Además, cuestiona que durante el juicio se hayan utilizado como argumento su participación en el movimiento feminista y su presencia en movilizaciones de los llamados pañuelos verdes. Dice el fallo del Juez Capúto Tartara que Patricia: «participaba de las marchas de los pañuelos verdes» y que «precisamente, las marchas de los pañuelos verdes son el símbolo de las luchas feministas, y un ejemplo del reclamo social contra la violencia de género que padecen las mujeres».
A partir de esos elementos, el Tribunal concluye que «existen elementos suficientes para inferir que la situación de vulnerabilidad que implicó la pérdida de su joven hija pudiera motivar en Godoy a aparición de un sesgo favorable respecto de quienes compartían similares situaciones de vida». Por esto le dieron 4 años de prisión a Patricia. El cuádruple femicidio fue en 2011, los “pañuelos verdes” aparecieron en las calles en 2017.
Para sus abogados, esas referencias no prueban que haya existido falso testimonio y, en cambio, muestran un sesgo de género en la construcción de la condena.
El caso ocurre mientras en el Congreso nacional avanza otro debate vinculado con las llamadas "falsas denuncias". Un proyecto impulsado por la senadora Carolina Losada propone modificar el Código Penal para aumentar las penas por falsa denuncia, falso testimonio y encubrimiento cuando estén vinculados con situaciones de violencia de género, violencia familiar contra menores de edad o delitos contra la integridad sexual. La iniciativa obtuvo dictamen favorable en la Comisión de Justicia y Asuntos Penales del Senado en abril de este año, pero todavía no es ley.
El caso de Patricia Godoy vuelve a poner sobre la mesa una pregunta: ¿qué puede pasar cuando una persona que declara en una causa de violencia termina enfrentando una acusación por falso testimonio?
En ese sentido, Camillo alerta sobre el riesgo de que este tipo de condenas genere miedo a declarar en situaciones de violencia de género.
La discusión no se limita a determinar si una persona dijo o no la verdad. También pone en debate qué condiciones genera el sistema judicial para que víctimas, familiares y testigos puedan declarar sin temor a terminar criminalizados.

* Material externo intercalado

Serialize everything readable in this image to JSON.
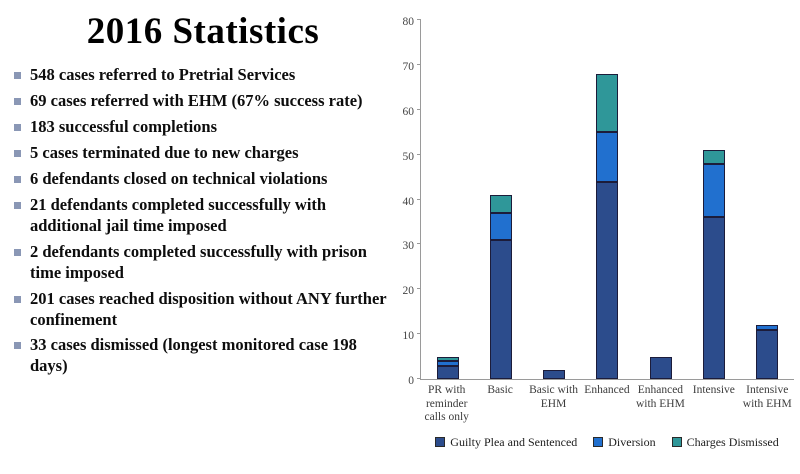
{
  "title": "2016 Statistics",
  "bullets": [
    "548 cases referred to Pretrial Services",
    "69 cases referred with EHM (67% success rate)",
    "183 successful completions",
    "5 cases terminated due to new charges",
    "6 defendants closed on technical violations",
    "21 defendants completed successfully with additional jail time imposed",
    "2 defendants completed successfully with prison time imposed",
    "201 cases reached disposition without ANY further confinement",
    "33 cases dismissed (longest monitored case 198 days)"
  ],
  "bullet_color": "#8a97b5",
  "chart_data": {
    "type": "bar",
    "stacked": true,
    "title": "",
    "xlabel": "",
    "ylabel": "",
    "ylim": [
      0,
      80
    ],
    "ytick_step": 10,
    "grid": false,
    "legend_position": "bottom",
    "categories": [
      "PR with reminder calls only",
      "Basic",
      "Basic with EHM",
      "Enhanced",
      "Enhanced with EHM",
      "Intensive",
      "Intensive with EHM"
    ],
    "series": [
      {
        "name": "Guilty Plea and Sentenced",
        "color": "#2c4c8c",
        "values": [
          3,
          31,
          2,
          44,
          5,
          36,
          11
        ]
      },
      {
        "name": "Diversion",
        "color": "#2170cf",
        "values": [
          1,
          6,
          0,
          11,
          0,
          12,
          1
        ]
      },
      {
        "name": "Charges Dismissed",
        "color": "#2f9799",
        "values": [
          1,
          4,
          0,
          13,
          0,
          3,
          0
        ]
      }
    ]
  }
}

Organismos que cuestionaron el proyecto nacional advirtieron justamente sobre ese riesgo. Un documento presentado ante Naciones Unidas señaló que el agravamiento de penas podría desalentar a víctimas, familiares, testigos y profesionales a participar en denuncias de violencia y reforzar estereotipos sobre la credibilidad de mujeres y niñas.
Mientras tanto, en la provincia de Buenos Aires, la defensa de Patricia Godoy espera que Casación revise la condena.